Each one performs hypothesis tests of independence in the \(2 \times 2\) NNCT which implies \(Z_P=0\)
or equivalently \(N_{11}/n_1=N_{21}/n_2\).
\(Z_P=(N_{11}/n_1-N_{21}/n_2)\sqrt{n_1 n_2 n/(C_1 C_2)}\)
where \(N_{ij}\) is the cell count in entry \(i,j\), \(n_i\) is the sum of row \(i\) (i.e., size of class \(i\)),
\(c_j\) is the sum of column \(j\) in the \(2 \times 2\) NNCT;
\(N_{11}/n_1\) and \(N_{21}/n_2\) are also referred to as the phat estimates in row-wise binomial framework
for \(2 \times 2\) NNCT (see ceyhan:jnps-NNCT-2010;textualnnspat).
That is, each performs directional (i.e., one-sided) tests based on the \(2 \times 2\) NNCT and is appropriate
(i.e., have the appropriate asymptotic sampling distribution)
when that data is obtained by sparse sampling.
(See ceyhan:jnps-NNCT-2010;textualnnspat for more detail).

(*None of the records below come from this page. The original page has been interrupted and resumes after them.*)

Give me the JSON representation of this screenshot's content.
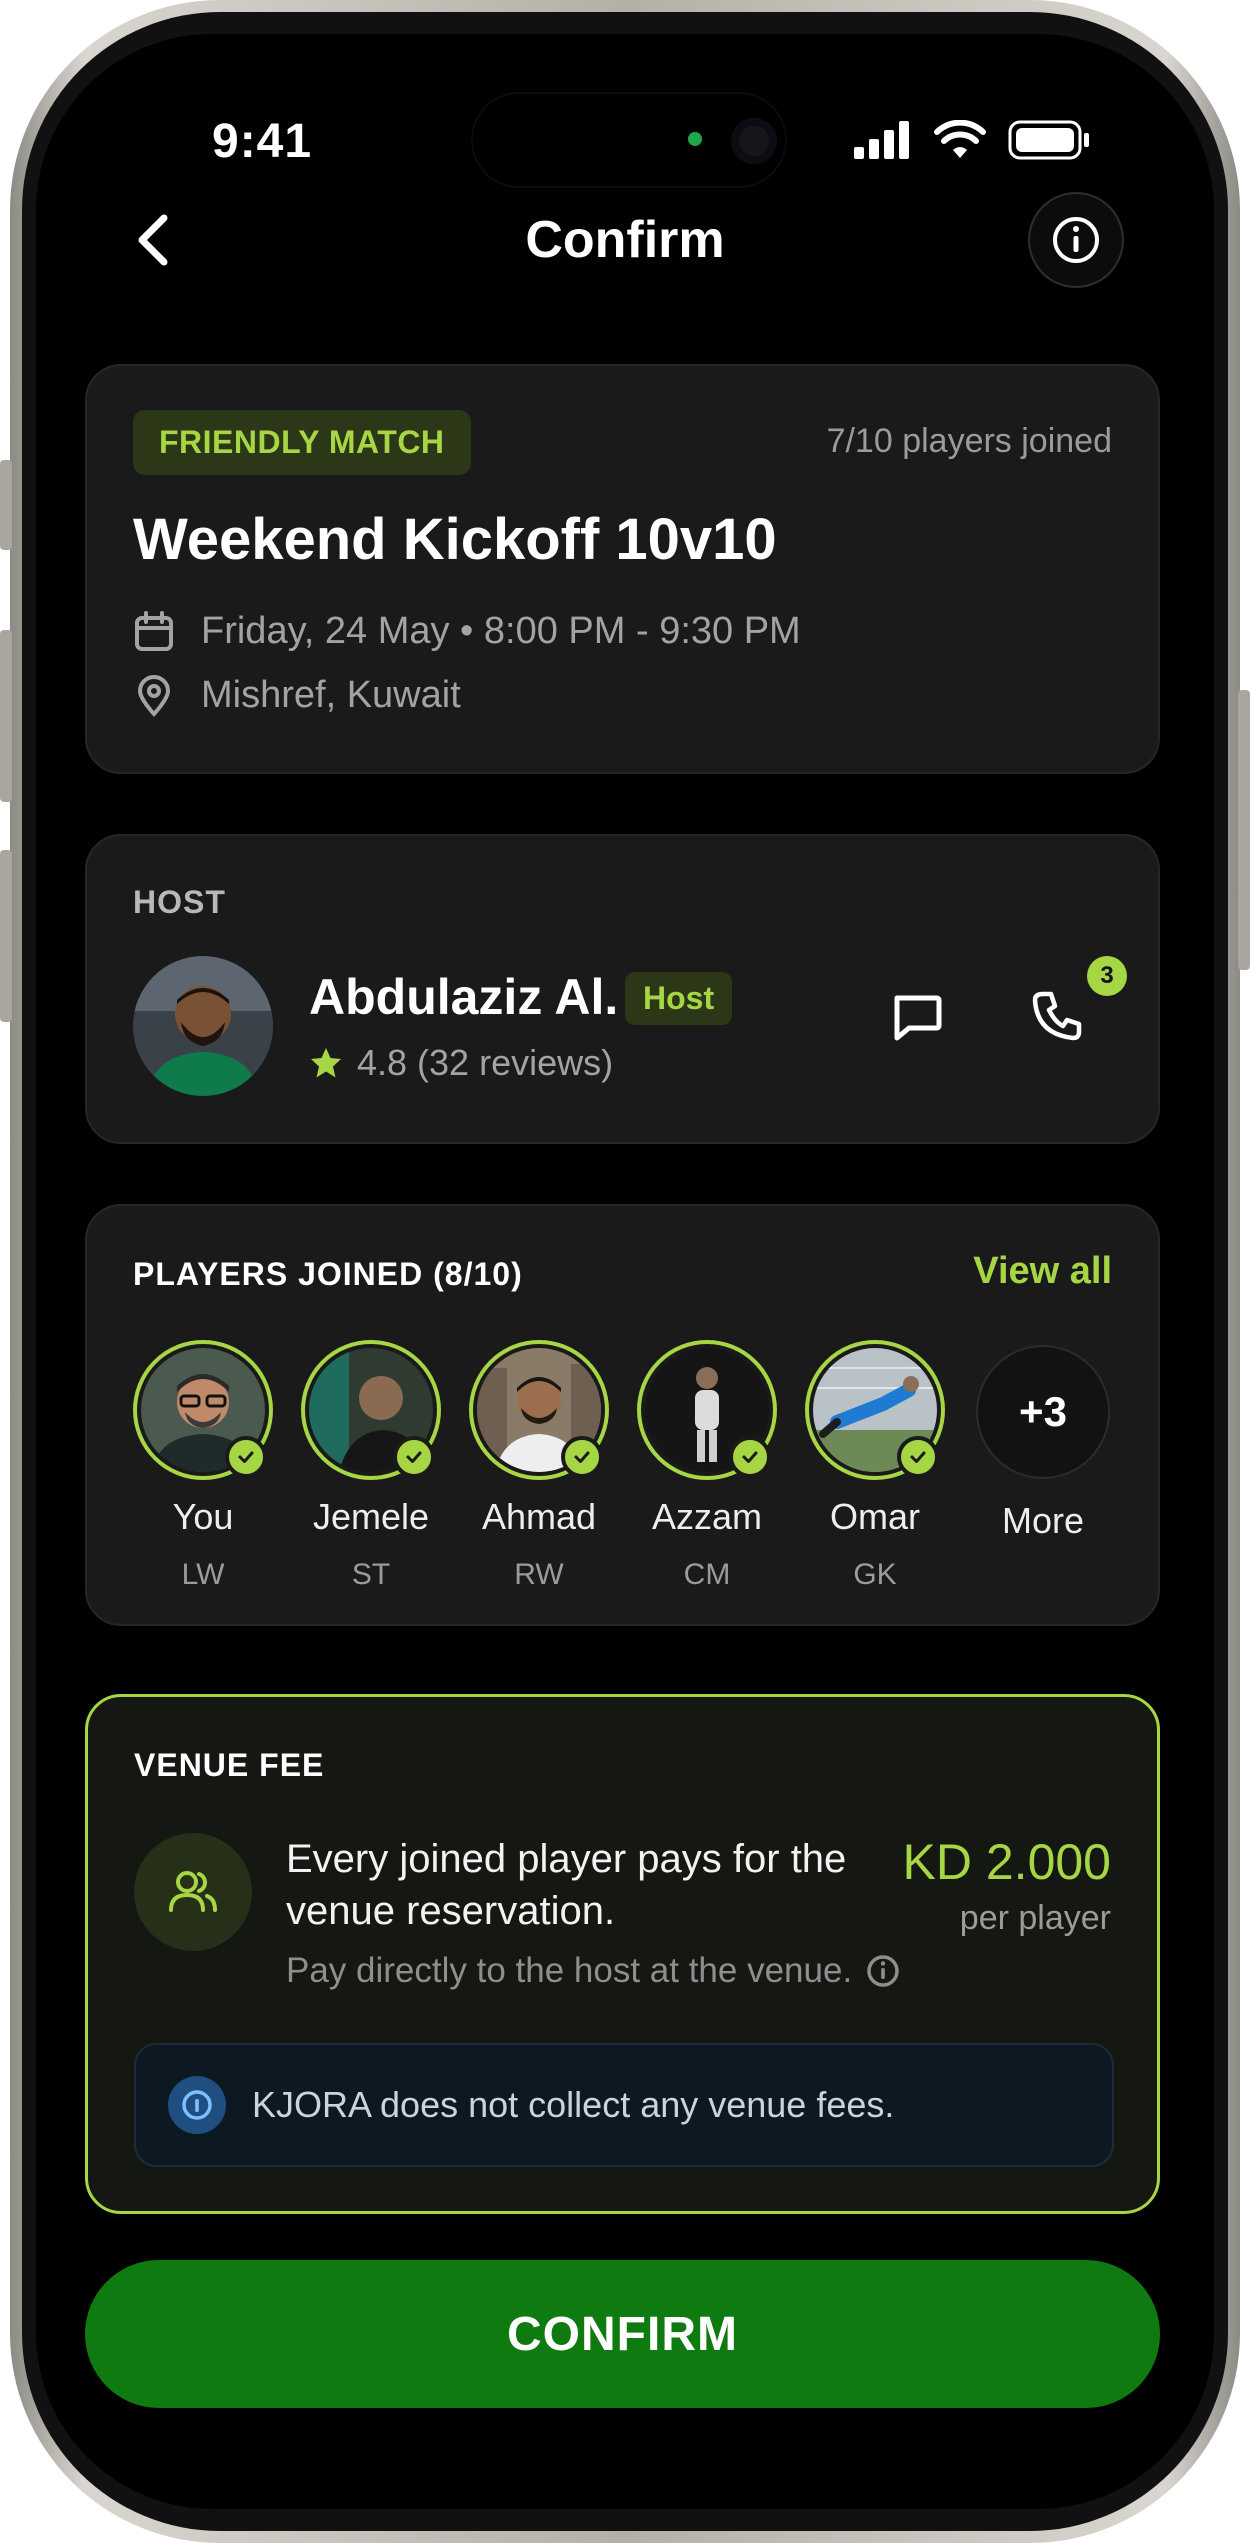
{
  "status_bar": {
    "time": "9:41"
  },
  "nav": {
    "title": "Confirm"
  },
  "match": {
    "badge": "FRIENDLY MATCH",
    "players_joined": "7/10 players joined",
    "title": "Weekend Kickoff 10v10",
    "datetime": "Friday, 24 May • 8:00 PM - 9:30 PM",
    "location": "Mishref, Kuwait"
  },
  "host": {
    "section_label": "HOST",
    "name": "Abdulaziz Al.",
    "badge": "Host",
    "rating": "4.8 (32 reviews)",
    "call_badge_count": "3"
  },
  "players": {
    "section_label": "PLAYERS JOINED (8/10)",
    "view_all": "View all",
    "list": [
      {
        "name": "You",
        "position": "LW"
      },
      {
        "name": "Jemele",
        "position": "ST"
      },
      {
        "name": "Ahmad",
        "position": "RW"
      },
      {
        "name": "Azzam",
        "position": "CM"
      },
      {
        "name": "Omar",
        "position": "GK"
      }
    ],
    "more_count": "+3",
    "more_label": "More"
  },
  "venue": {
    "section_label": "VENUE FEE",
    "description": "Every joined player pays for the venue reservation.",
    "sub_note": "Pay directly to the host at the venue.",
    "price": "KD 2.000",
    "unit": "per player",
    "notice": "KJORA does not collect any venue fees."
  },
  "confirm_label": "CONFIRM",
  "colors": {
    "accent": "#a6d643",
    "confirm": "#0e7a0f",
    "background": "#000000",
    "card": "#1a1a1a"
  }
}
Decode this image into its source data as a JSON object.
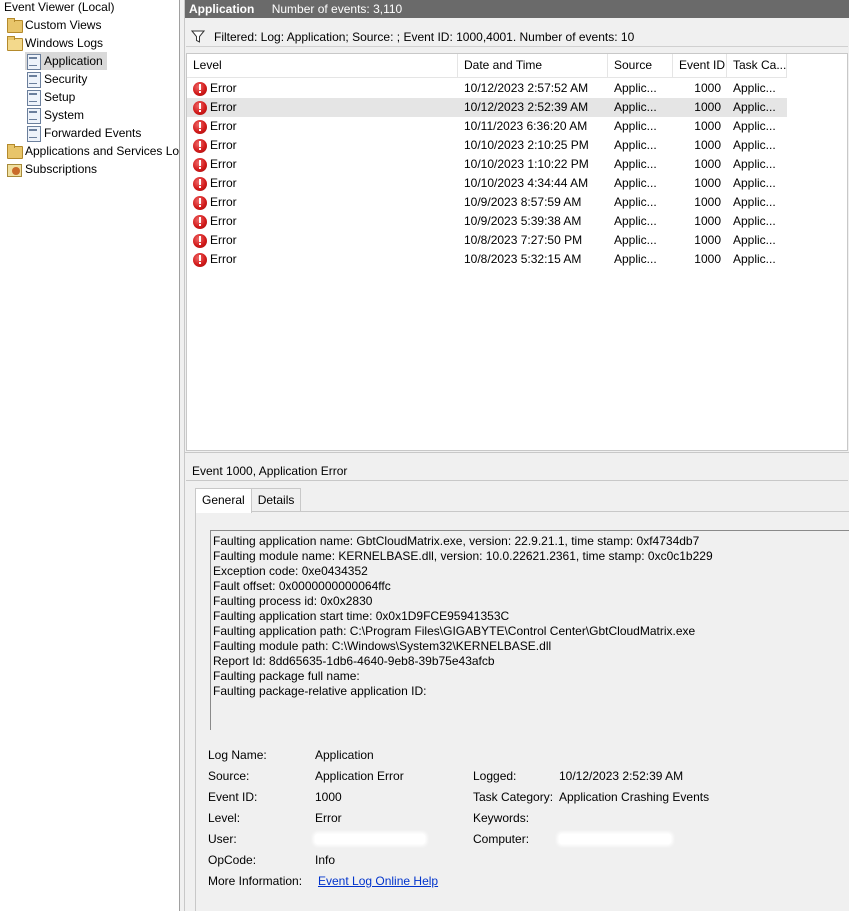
{
  "tree": {
    "items": [
      {
        "label": "Event Viewer (Local)"
      },
      {
        "label": "Custom Views"
      },
      {
        "label": "Windows Logs"
      },
      {
        "label": "Application"
      },
      {
        "label": "Security"
      },
      {
        "label": "Setup"
      },
      {
        "label": "System"
      },
      {
        "label": "Forwarded Events"
      },
      {
        "label": "Applications and Services Lo"
      },
      {
        "label": "Subscriptions"
      }
    ]
  },
  "header": {
    "title": "Application",
    "event_count": "Number of events: 3,110"
  },
  "filter": {
    "text": "Filtered: Log: Application; Source: ; Event ID: 1000,4001. Number of events: 10"
  },
  "grid": {
    "columns": {
      "level": "Level",
      "date": "Date and Time",
      "source": "Source",
      "event_id": "Event ID",
      "task": "Task Ca..."
    },
    "rows": [
      {
        "level": "Error",
        "date": "10/12/2023 2:57:52 AM",
        "source": "Applic...",
        "event_id": "1000",
        "task": "Applic..."
      },
      {
        "level": "Error",
        "date": "10/12/2023 2:52:39 AM",
        "source": "Applic...",
        "event_id": "1000",
        "task": "Applic..."
      },
      {
        "level": "Error",
        "date": "10/11/2023 6:36:20 AM",
        "source": "Applic...",
        "event_id": "1000",
        "task": "Applic..."
      },
      {
        "level": "Error",
        "date": "10/10/2023 2:10:25 PM",
        "source": "Applic...",
        "event_id": "1000",
        "task": "Applic..."
      },
      {
        "level": "Error",
        "date": "10/10/2023 1:10:22 PM",
        "source": "Applic...",
        "event_id": "1000",
        "task": "Applic..."
      },
      {
        "level": "Error",
        "date": "10/10/2023 4:34:44 AM",
        "source": "Applic...",
        "event_id": "1000",
        "task": "Applic..."
      },
      {
        "level": "Error",
        "date": "10/9/2023 8:57:59 AM",
        "source": "Applic...",
        "event_id": "1000",
        "task": "Applic..."
      },
      {
        "level": "Error",
        "date": "10/9/2023 5:39:38 AM",
        "source": "Applic...",
        "event_id": "1000",
        "task": "Applic..."
      },
      {
        "level": "Error",
        "date": "10/8/2023 7:27:50 PM",
        "source": "Applic...",
        "event_id": "1000",
        "task": "Applic..."
      },
      {
        "level": "Error",
        "date": "10/8/2023 5:32:15 AM",
        "source": "Applic...",
        "event_id": "1000",
        "task": "Applic..."
      }
    ]
  },
  "detail": {
    "title": "Event 1000, Application Error",
    "tabs": {
      "general": "General",
      "details": "Details"
    },
    "description": [
      "Faulting application name: GbtCloudMatrix.exe, version: 22.9.21.1, time stamp: 0xf4734db7",
      "Faulting module name: KERNELBASE.dll, version: 10.0.22621.2361, time stamp: 0xc0c1b229",
      "Exception code: 0xe0434352",
      "Fault offset: 0x0000000000064ffc",
      "Faulting process id: 0x0x2830",
      "Faulting application start time: 0x0x1D9FCE95941353C",
      "Faulting application path: C:\\Program Files\\GIGABYTE\\Control Center\\GbtCloudMatrix.exe",
      "Faulting module path: C:\\Windows\\System32\\KERNELBASE.dll",
      "Report Id: 8dd65635-1db6-4640-9eb8-39b75e43afcb",
      "Faulting package full name:",
      "Faulting package-relative application ID:"
    ],
    "props": {
      "log_name_label": "Log Name:",
      "log_name_value": "Application",
      "source_label": "Source:",
      "source_value": "Application Error",
      "logged_label": "Logged:",
      "logged_value": "10/12/2023 2:52:39 AM",
      "event_id_label": "Event ID:",
      "event_id_value": "1000",
      "task_label": "Task Category:",
      "task_value": "Application Crashing Events",
      "level_label": "Level:",
      "level_value": "Error",
      "keywords_label": "Keywords:",
      "user_label": "User:",
      "computer_label": "Computer:",
      "opcode_label": "OpCode:",
      "opcode_value": "Info",
      "more_info_label": "More Information:",
      "more_info_link": "Event Log Online Help"
    }
  }
}
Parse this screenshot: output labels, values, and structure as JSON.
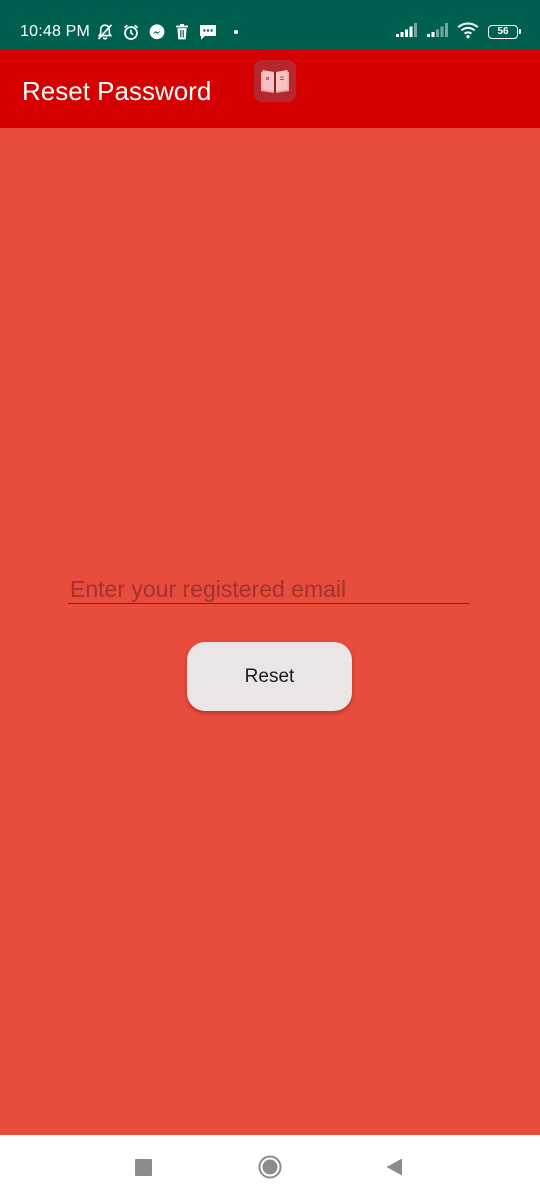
{
  "status_bar": {
    "time": "10:48 PM",
    "battery_level": "56",
    "icons_left": [
      "notifications-off-icon",
      "alarm-icon",
      "messenger-icon",
      "trash-icon",
      "message-icon",
      "dot-icon"
    ],
    "icons_right": [
      "signal-icon",
      "signal-icon",
      "wifi-icon",
      "battery-icon"
    ]
  },
  "app_bar": {
    "title": "Reset Password",
    "logo_icon": "book-icon"
  },
  "form": {
    "email_placeholder": "Enter your registered email",
    "email_value": "",
    "reset_label": "Reset"
  },
  "nav_bar": {
    "icons": [
      "recents-icon",
      "home-icon",
      "back-icon"
    ]
  },
  "colors": {
    "status_bar": "#006050",
    "app_bar": "#d50000",
    "background": "#e84c3d",
    "button": "#ebe5e5",
    "nav_bar": "#ffffff"
  }
}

Each test is based on the normal approximation of \(Z_P\) which is the directional \(Z\)-tests for the chi-squared
tests of independence for the contingency tables bickel:1977nnspat.
Each function yields the test statistic, \(p\)-value for the
corresponding alternative, the confidence interval, sample estimate (i.e., observed value) and
null (i.e., expected) value for the difference in the phat values (which is 0 for this test) in an NNCT,
and method and name of the data set used.
The null hypothesis is that \(E[Z_P] = 0\) or equivalently \(N_{11}/n_1 = N_{21}/n_2\).